La mobilisation, "non autorisée" selon le gouvernement a en effet tourné au drame : cinq personnes, touchées par des tirs d’arme à feu, sont décédées, et au moins une trentaine de manifestants ont été blessés. Sur les réseaux sociaux, plusieurs images font état de coups de feu et de scènes de confusion dans les rues de Conakry.

"Policiers et gendarmes se sont mis à tirer sur la foule à balles réelles"

Notre Observateur Noel Nogui Guilavogui, 27 ans, habitant du centre-ville de Conakry a été témoin des violences.

J’étais chez moi quand j’ai commencé à entendre des coups de feu, dès lundi matin. Je me suis rendu sur place pour comprendre ce qu’il se passait. Plusieurs routes avaient été bloquées par des barricades fabriquées à partir de pneus brûlés. Des manifestants, souvent jeunes, criaient ‘À bas Alpha Condé, à bas le gouvernement, rouvrez les écoles !’. Mais les forces de l’ordre avaient décidé de mettre un terme au mouvement.
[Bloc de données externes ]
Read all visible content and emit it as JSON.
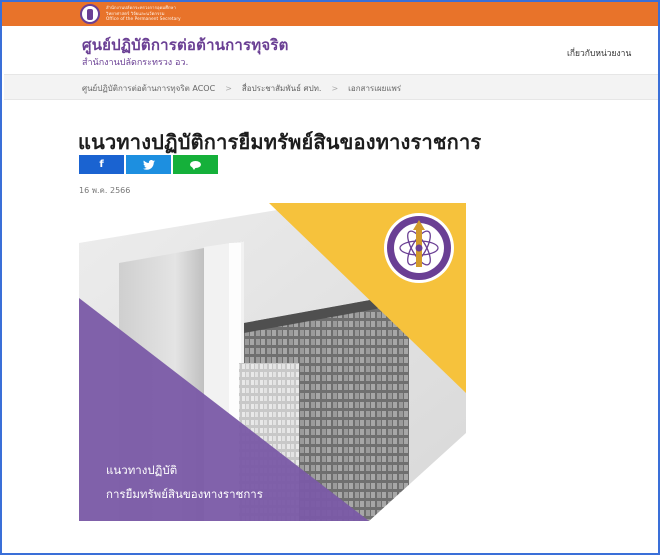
{
  "gov_bar": {
    "lines": [
      "สำนักงานปลัดกระทรวงการอุดมศึกษา",
      "วิทยาศาสตร์ วิจัยและนวัตกรรม",
      "Office of the Permanent Secretary"
    ]
  },
  "header": {
    "site_title": "ศูนย์ปฏิบัติการต่อต้านการทุจริต",
    "site_subtitle": "สำนักงานปลัดกระทรวง อว.",
    "about_link": "เกี่ยวกับหน่วยงาน"
  },
  "breadcrumb": {
    "items": [
      "ศูนย์ปฏิบัติการต่อต้านการทุจริต ACOC",
      "สื่อประชาสัมพันธ์ ศปท.",
      "เอกสารเผยแพร่"
    ],
    "separator": ">"
  },
  "article": {
    "title": "แนวทางปฏิบัติการยืมทรัพย์สินของทางราชการ",
    "date": "16 พ.ค. 2566",
    "share": {
      "facebook": "f",
      "twitter": "🐦",
      "line": ""
    },
    "cover": {
      "caption_line1": "แนวทางปฏิบัติ",
      "caption_line2": "การยืมทรัพย์สินของทางราชการ",
      "colors": {
        "purple": "#7a5aa6",
        "yellow": "#f6c23c",
        "seal_purple": "#6a3f94"
      }
    }
  }
}
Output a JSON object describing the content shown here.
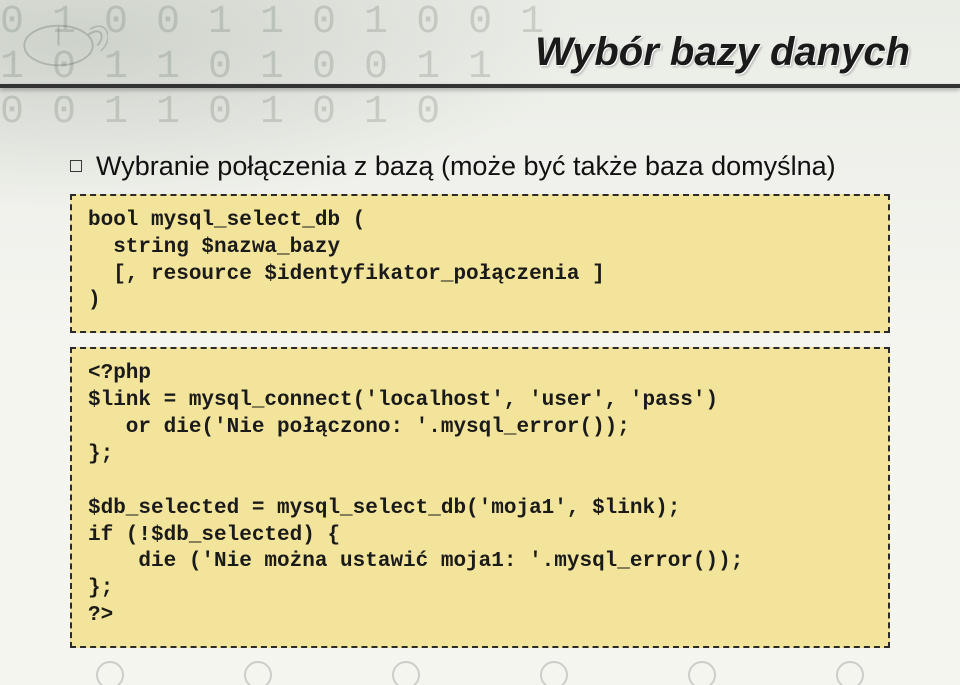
{
  "title": "Wybór bazy danych",
  "bullet": "Wybranie połączenia z bazą (może być także baza domyślna)",
  "code1": "bool mysql_select_db (\n  string $nazwa_bazy\n  [, resource $identyfikator_połączenia ]\n)",
  "code2": "<?php\n$link = mysql_connect('localhost', 'user', 'pass')\n   or die('Nie połączono: '.mysql_error());\n};\n\n$db_selected = mysql_select_db('moja1', $link);\nif (!$db_selected) {\n    die ('Nie można ustawić moja1: '.mysql_error());\n};\n?>",
  "bg_rows": [
    "0 1 0 0  1 1 0 1 0 0 1",
    " 1 0 1 1  0 1 0 0 1 1",
    "0 0 1  1 0 1 0 1 0"
  ]
}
Policiers et gendarmes se sont mis à tirer sur la foule à balles réelles. J’ai vu quelqu’un se prendre une balle et tomber devant moi. Ce n’était pas seulement dangereux pour les manifestants, mais pour tout le monde ! Un homme qui était simplement devant sa boutique dans la rue a également été touché par balle. Certains manifestants se sont alors mis à être violents, ce que je déplore. Il y a eu des jets de pierres et des véhicules incendiés. Ce mardi matin, la ville était encore morose… Il y avait moins de circulation que d’habitude et on pouvait encore voir quelques barricades dans la ville.

Dimanche soir pourtant, tard dans la soirée, le gouvernement avait annoncé avoir trouvé un accord et assuré que les classes rouvriraient mercredi. La cérémonie de signature de l’accord d’ailleurs bien eu lieu lundi dans l’après-midi. Mais si les syndicats ont jugé les négociations avec le gouvernement satisfaisantes, plusieurs enseignants affirment ne pas avoir été consultés et déplorent le report des discussions salariales. Pour notre Observateur, le maintien des manifestations prouve que le mécontentement est bien plus large.

"C’est aussi le signe de l’impopularité

du gouvernement d’Alpha Condé"

Même si la crise du secteur éducatif est la principale raison de cette mobilisation, son ampleur témoigne également, selon moi, d’un ras-le-bol général de la population qui est fatiguée des promesses non tenues du gouvernement. Parmi les manifestants, certains s’agaçaient de la hausse du coût de la vie à Conakry, d’autres du manque d’électrification dans la capitale, alors que le président avait promis en 2015 que ce problème serait résolu, pareil pour l’accès à l’eau… En bref, c’est aussi le signe de l’impopularité du gouvernement d’Alpha Condé.

L’année 2020 est encore loin, mais l’éventualité d’un troisième mandat d’Alpha Condé fait déjà débat en Guinée. Au début du mois, l’opposition a annoncé la création d’un front d’opposition à l’éventuel troisième mandat du président. La Constitution du pays stipule que nul ne peut exercer plus de deux mandats présidentiels, consécutifs ou non.